Figure 2 Synthesis of mordenite zeolite 

The structural characterization of the starting precursors and the obtained products was carried out using the X-ray diffraction technique in a Rigaku-Geigerflex equipment between 2 and 60° with a scanning speed of 2.00 °/min with a Cu lamp (Kα= 1.5406A).

RESULTS AND DISCUSSION

The X-ray diffraction spectra of the synthesis products called DM1 (Bella Vista) and DCB1 (Charaña) were run according to Figure 3.

The X-ray diffraction diffractograms shown in Figure 4 indicate that the natural starting precursors undergo a transformation into a zeolitic type material which was identified as the mordenite type zeolite.

Figure 3 Rx diffraction spectrum corresponding to: a) Raw Bella Vista Precursor, b) Bella Vista Precursor washed with H₂SO₄. 

Figure 4 Rx diffraction spectra of the obtained products: (a) Washed Bella Vista precursor, (b) Raw Charaña precursor.
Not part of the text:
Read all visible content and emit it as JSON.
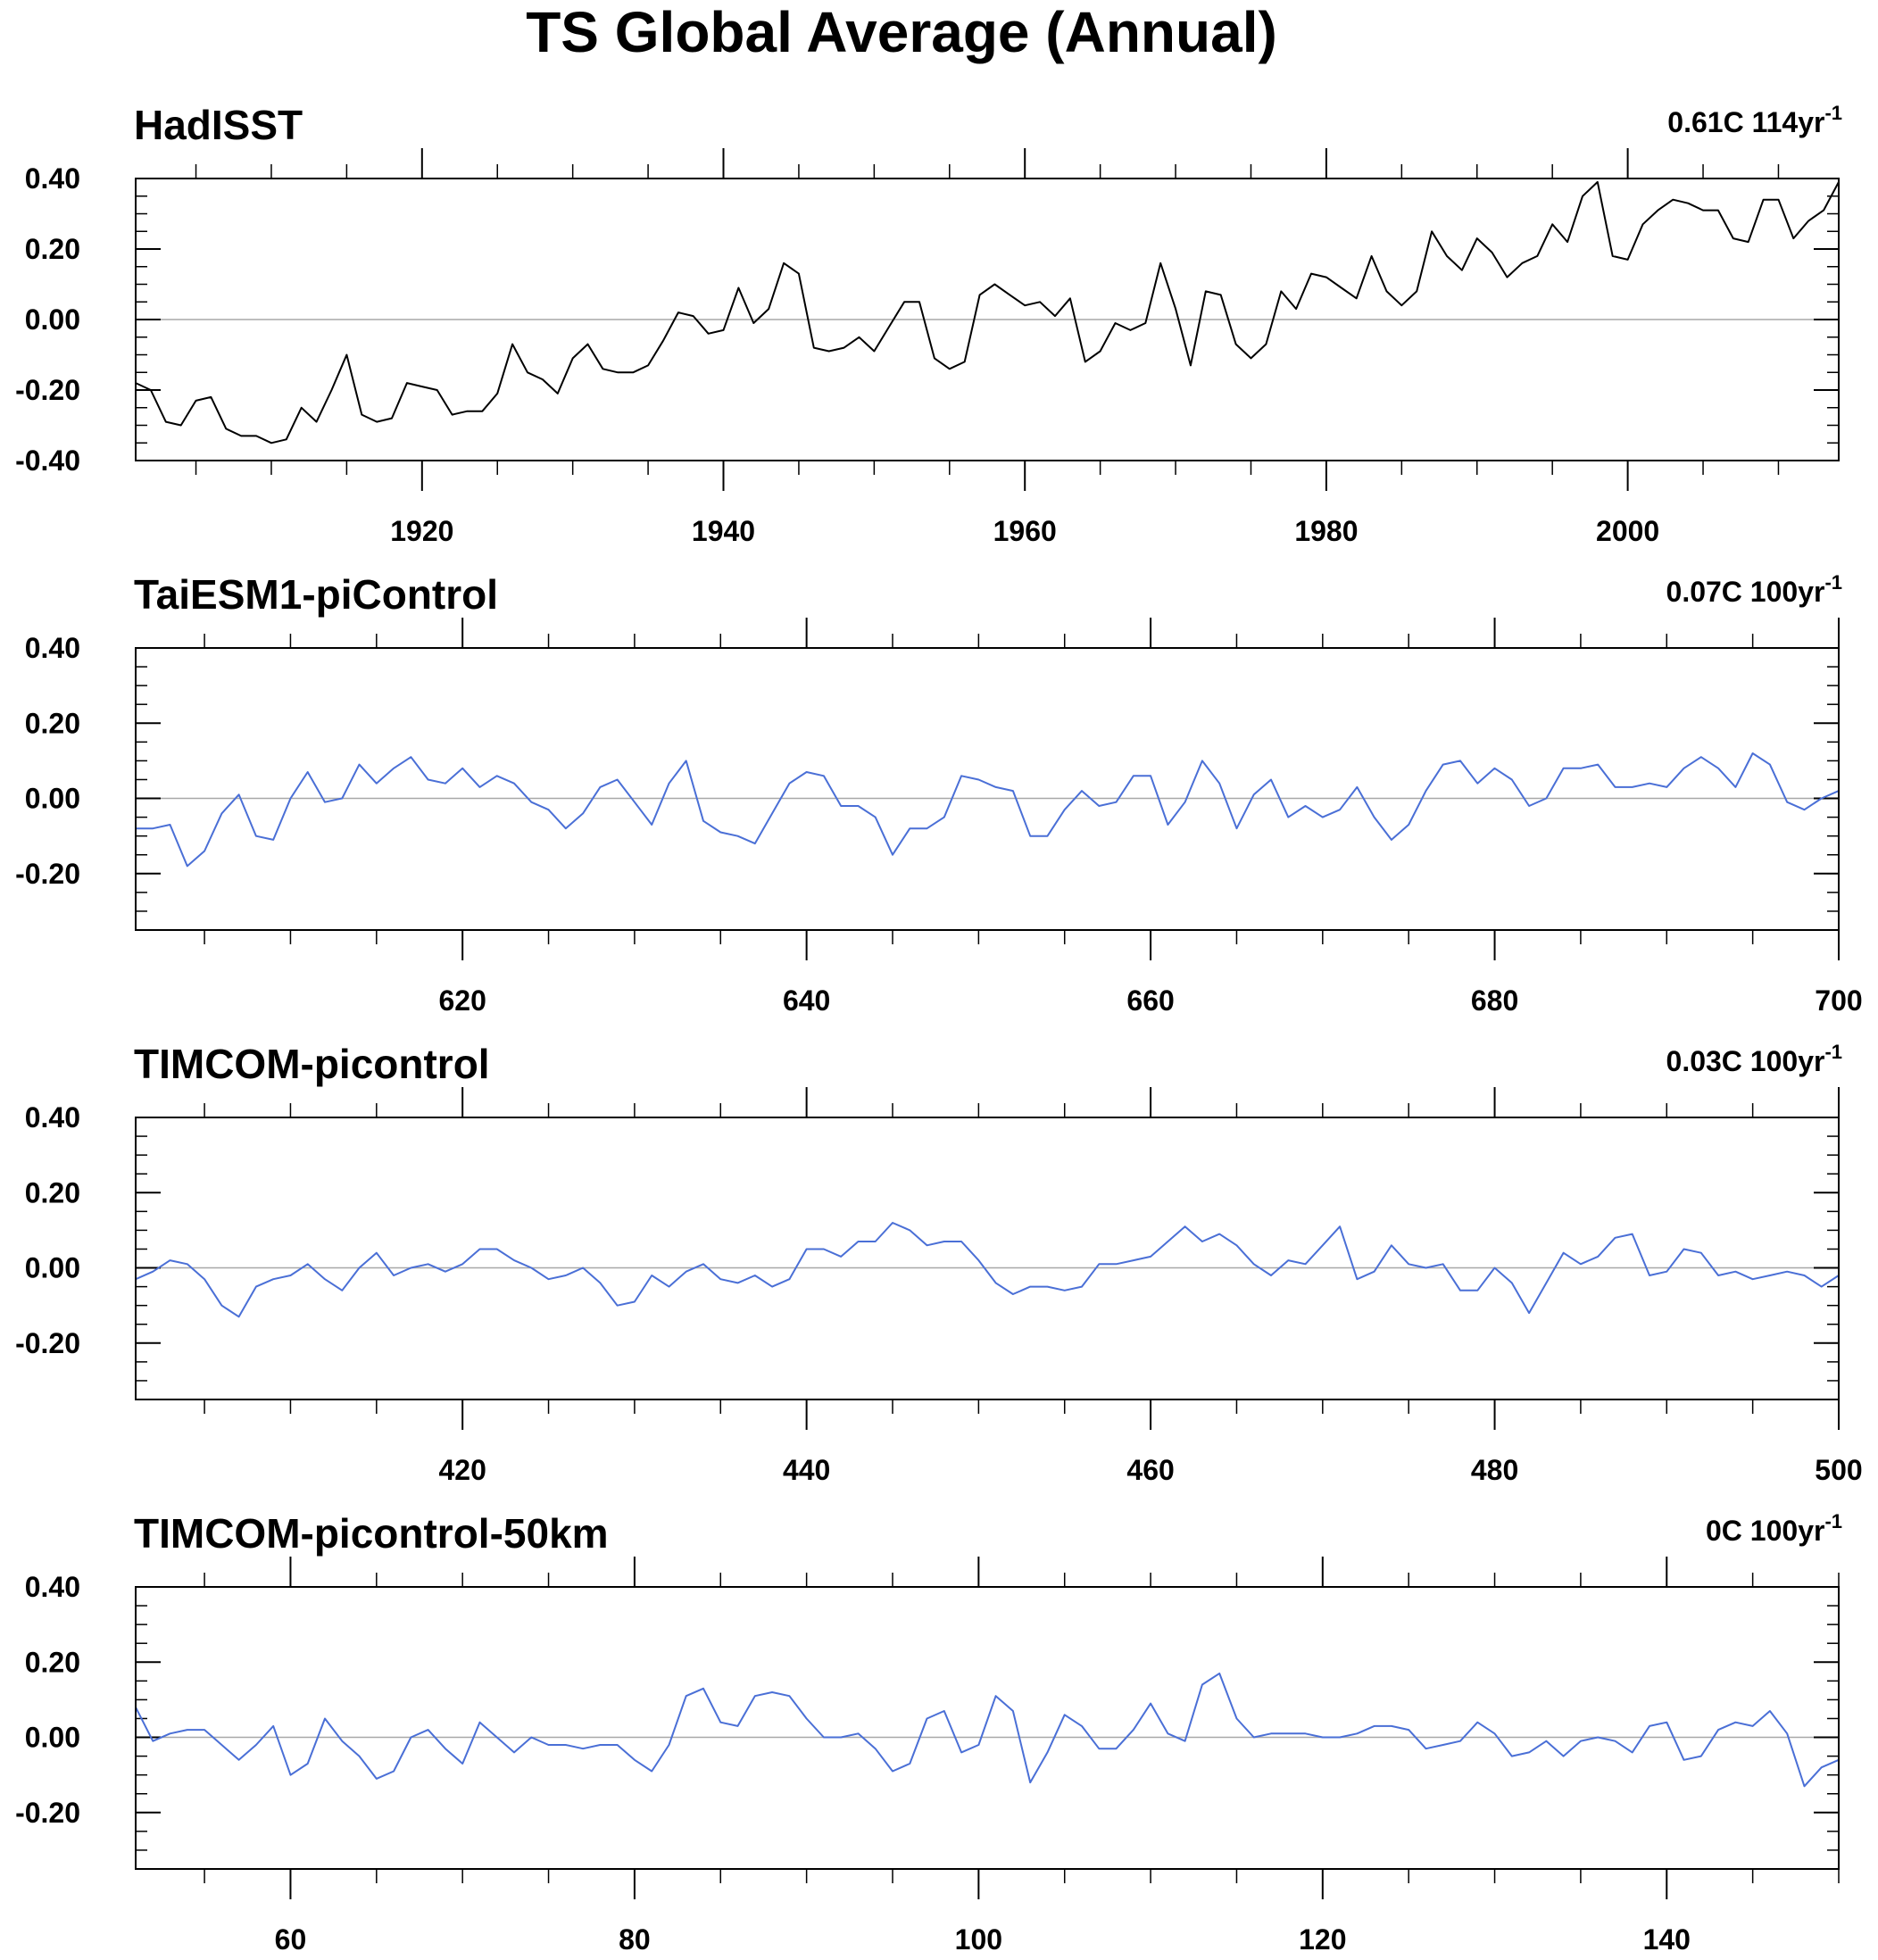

In blue lines, the XRD reference pattern of mordenite. 

Record (a) of Figure 4, Sample DM1, corresponds to the starting precursor treated and washed with sulfuric acid. The good development of peaks suggests a higher degree of crystallinity of the synthesized product, corresponding to peaks characteristic of mordenite. This means that during the synthesis process the precursor undergoes a transformation from an amorphous phase to a well-differentiated crystalline phase, as confirmed by the XRD results.

The results of Fig. 4 (b), sample DCB1 (Charaña), show that the synthesis product obtained also corresponds to the mordenite type phase, however, it is worth highlighting that the obtaining of this zeolitic phase is carried out using a precursor, Charaña diatomite, crude and without the previous acid washing treatment, which opens up a possibility of studying the application of this material.

CONCLUSIONS

- Mordenite synthesized from diatomites from the regions of Charaña (La Paz) and Bella Vista (Potosi), is of high purity, as deduced from the DRX spectra that demonstrate a high degree of crystallinity.

- Given the lack of natural zeolitic deposits in Bolivia, laboratory synthesis of mordenite is considered the beginning of a technical and economic feasibility study for its production on a larger scale, following its evaluation under experimental field conditions.

- The DRX results of sample DCB1 (Charaña) demonstrate that the synthesis product obtained also corresponds to the mordenite type phase, where the obtaining of these zeolitic phases from natural precursors is highlighted; in this case the raw Charaña diatomite without the respective acid washing treatment, which opens up the possibility of more development of this material.

Additional synthesis tests will be performed, first to optimize process performance under laboratory reactor conditions, and then to investigate scaling criteria that allow optimal operating conditions to be replicated at larger production scales (bench scale).